We performed a forward genetic screen for active zone defective mutants using a GFP active zone marker hpIs3 (Punc-25-SYD-2::GFP). One recovered mutant,
hp102, displays defects in SYD-2::GFP expression and localization. In addition,
hp102 animals display a loopy coiler Unc behaviour. Genetic analysis revealed that
hp102 is allelic to
unc-77(
e625) and
nca-1(
gk9) . We confirmed this by identifying molecular lesions to
nca-1 in both
hp102 and
unc-77(
e625). Also, genomic fragments containing only the
nca-1 gene fully rescue the Unc behaviour of
hp102.
nca-1(
gk9) is a deletion mutant predicted to be a null protein, as it retains only the first two pore domains of the alpha subunit.

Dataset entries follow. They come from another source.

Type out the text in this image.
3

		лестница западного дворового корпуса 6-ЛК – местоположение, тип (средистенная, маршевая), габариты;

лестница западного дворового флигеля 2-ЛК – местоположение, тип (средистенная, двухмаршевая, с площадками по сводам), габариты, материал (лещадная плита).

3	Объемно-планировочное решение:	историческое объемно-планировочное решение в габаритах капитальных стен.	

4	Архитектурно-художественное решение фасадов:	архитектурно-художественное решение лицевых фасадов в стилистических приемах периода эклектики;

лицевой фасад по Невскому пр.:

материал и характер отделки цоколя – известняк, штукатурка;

However,
nca-1(
gk9) does not display any obvious Unc behaviour as seen in
hp102 or
e625.
hp102/nDf41 worms are similar to
hp102/hp102 in both behaviour and hpIs3 phenotype, suggesting that
hp102 is a genetic null.
hp102/gk9 displays a severe Unc phenotype, suggesting that
gk9 may be hypomorphic. Transgenic animals carrying a genomic fragment encoding the first two pore domains of NCA-1 can partially rescue the behaviour of
hp102. These data suggest that NCA-1 may not be functioning as a traditional calcium channel alpha subunit. The defects seen with SYD-2::GFP correlate with defects seen with other synaptic markers such as juIs1 (Punc-25-SNB-1::GFP) and oxIs22 (UNC-49B::GFP), suggesting that
nca-1 functions to regulate synaptic differentiation. We also observe defects in hpIs1 (Punc-25-SAD-1::GFP) expression and localization. Mutations in
sad-1, which encodes a Ser/Thr kinase implicated in synapse formation and axon termination, suppress the coiler behaviour of
nca-1(
hp102). In addition,
nca-1;
sad-1 double mutants display synaptic defects seen with juIs1 and hpIs3 similar to
sad-1 mutants, suggesting that
sad-1 is epistatic to
nca-1. Furthermore,
sad-1 mutations suppress another mutant recovered from our screen,
hp121.
hp121 is an allele of
unc-7 and displays less SYD-2::GFP puncta.
nca-1;
unc-7 double mutants display enhanced behavioural, synapse and nervous system defects. These data suggest that
nca-1 and
unc-7 function in parallel pathways that converge onto the
sad-1 pathway. We are investigating the nature of NCA-1 involvement in synaptogenesis and within the SAD-1 pathway. Current progress will be presented.